Author: Jeff Segal, Published in Medscape http://www.medscape.com/viewarticle/852865 12/3/2015
I ALWAYS have a chaperon in the room when my female patients are undressed. Once, I had a patient who came in for a liposuction consultation. When it came time to examine her partially undressed, my female employee came in to the room with me. The patient refused to let her stay in the room while I examined her. I refused to do so, so the patient and I essentially mutually fired each other. She left and was never seen again. I don’t know why a female patient would refuse to have a female employee of mine in the room while I examine her, but I felt that I have to in order to protect myself.
Interestingly enough, one of my good physician friends is an OB/GYN and was my wife’s OB (before he retired from clinical medicine). He is a great guy and a really good doctor. He once did a pelvic exam/PAP smear on my wife with no chaperon in the room. My wife mentioned it to me later and we both thought it risky behavior on his part to be doing an exam like that without a female employee in the room. I don’t know if that was a routine practice for him or if he did that day only because of the personal and professional relationship we have led him to not worry about it.
I think that part of the “complaint” of physicians is that they end up paying at least one or more staff members to be present during examinations and treatments. This raises an interesting question too about gay patients: Should straight doctors have chaperones for their gay patients of the same sex?
When I was in practice in the Seattle area, I had a fair number of gay patients. This was during the AIDS years and we were thought to have considerable “exposure” to AIDS. About 50% of my practice was surgical. Since I sometimes used inhaled nitrous/oxygen in my surgical center, this was an issue. I opted for having a chaperone present even in cases where an assistant was not really necessary. This included gay patients and children. (DPM’s see a surprising number of children with warts and ingrown nails.)
I am aware of one case where an MD was accused of having erections while treating patients. He was attacked by local media and feminists. He retained his license, but it was an expensive, horrible battle. He was not guilty. Don’t carry a large pen or pager in your front pocket.

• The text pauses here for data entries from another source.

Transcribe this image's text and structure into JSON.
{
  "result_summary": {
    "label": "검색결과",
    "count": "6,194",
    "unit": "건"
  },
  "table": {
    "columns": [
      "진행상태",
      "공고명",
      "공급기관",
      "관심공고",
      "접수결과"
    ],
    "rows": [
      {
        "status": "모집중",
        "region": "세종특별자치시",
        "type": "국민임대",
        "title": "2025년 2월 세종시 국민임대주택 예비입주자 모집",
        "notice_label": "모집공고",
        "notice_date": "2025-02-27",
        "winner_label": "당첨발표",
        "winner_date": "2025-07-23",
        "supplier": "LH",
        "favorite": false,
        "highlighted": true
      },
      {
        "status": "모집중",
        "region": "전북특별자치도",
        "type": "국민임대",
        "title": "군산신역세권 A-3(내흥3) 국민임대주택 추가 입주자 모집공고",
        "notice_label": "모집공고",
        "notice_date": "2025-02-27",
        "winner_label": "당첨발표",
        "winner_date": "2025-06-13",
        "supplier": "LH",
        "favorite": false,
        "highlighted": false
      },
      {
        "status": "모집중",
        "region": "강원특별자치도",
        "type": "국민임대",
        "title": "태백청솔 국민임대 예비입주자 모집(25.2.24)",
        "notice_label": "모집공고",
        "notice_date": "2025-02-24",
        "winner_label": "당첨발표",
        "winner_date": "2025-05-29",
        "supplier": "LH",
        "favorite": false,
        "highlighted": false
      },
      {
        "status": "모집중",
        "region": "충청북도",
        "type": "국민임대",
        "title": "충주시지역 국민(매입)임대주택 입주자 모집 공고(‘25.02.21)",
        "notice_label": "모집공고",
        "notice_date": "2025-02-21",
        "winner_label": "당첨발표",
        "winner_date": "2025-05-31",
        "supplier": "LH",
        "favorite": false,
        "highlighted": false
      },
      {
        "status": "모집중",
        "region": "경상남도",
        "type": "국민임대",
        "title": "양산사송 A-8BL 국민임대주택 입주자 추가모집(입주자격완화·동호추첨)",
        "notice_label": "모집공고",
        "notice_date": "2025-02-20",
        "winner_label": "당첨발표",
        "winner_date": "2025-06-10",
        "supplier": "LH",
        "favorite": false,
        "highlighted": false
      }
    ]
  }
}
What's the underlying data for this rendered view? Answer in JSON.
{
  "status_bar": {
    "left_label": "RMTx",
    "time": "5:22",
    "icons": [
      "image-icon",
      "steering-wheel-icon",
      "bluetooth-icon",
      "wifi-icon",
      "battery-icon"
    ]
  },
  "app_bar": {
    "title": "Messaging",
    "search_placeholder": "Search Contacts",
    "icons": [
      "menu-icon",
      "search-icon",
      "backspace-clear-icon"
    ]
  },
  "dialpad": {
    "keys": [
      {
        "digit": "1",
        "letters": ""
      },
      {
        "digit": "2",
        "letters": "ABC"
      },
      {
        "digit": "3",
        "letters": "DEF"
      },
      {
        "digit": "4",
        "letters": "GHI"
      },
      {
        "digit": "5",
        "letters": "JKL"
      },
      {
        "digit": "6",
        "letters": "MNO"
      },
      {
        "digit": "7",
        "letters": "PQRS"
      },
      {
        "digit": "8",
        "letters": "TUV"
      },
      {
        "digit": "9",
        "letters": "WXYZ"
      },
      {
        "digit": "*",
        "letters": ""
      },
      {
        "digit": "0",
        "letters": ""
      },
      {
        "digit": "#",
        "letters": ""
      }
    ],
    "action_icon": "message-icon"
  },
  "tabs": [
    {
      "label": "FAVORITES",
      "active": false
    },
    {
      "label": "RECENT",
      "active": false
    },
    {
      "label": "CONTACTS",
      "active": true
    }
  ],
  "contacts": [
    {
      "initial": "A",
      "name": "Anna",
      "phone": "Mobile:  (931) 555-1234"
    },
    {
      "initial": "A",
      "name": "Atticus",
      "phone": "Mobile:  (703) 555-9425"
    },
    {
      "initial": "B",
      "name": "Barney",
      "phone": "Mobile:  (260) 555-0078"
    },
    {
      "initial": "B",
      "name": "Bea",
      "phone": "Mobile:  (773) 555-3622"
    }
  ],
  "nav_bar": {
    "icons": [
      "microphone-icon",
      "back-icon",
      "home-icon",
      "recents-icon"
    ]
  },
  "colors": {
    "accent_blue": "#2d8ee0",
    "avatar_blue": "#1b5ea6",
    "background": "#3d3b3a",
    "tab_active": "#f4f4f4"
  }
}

We also had a satellite office with a very long hall, where the “small procedure” room was at the other end from the reception area. That was by far too “separate.” I always had a technical assistant watching, with the door open. She was able to take calls from a chair in front of the treatment room.
It’s even worse now. I cannot imagine a physician seeing a patient without a chaperone. This is just “another” open cost for you to stay in business. Don’t be surprised: Your Government will add more yet.
Michael M. Rosenblatt, DPM
“He said/she said”, doctor will lose.
It is a double insult- to be accused of impropriety, and then not believed- of course the doctor is a liar.
Just have a staff member wherever possible, and if you are religious, pray.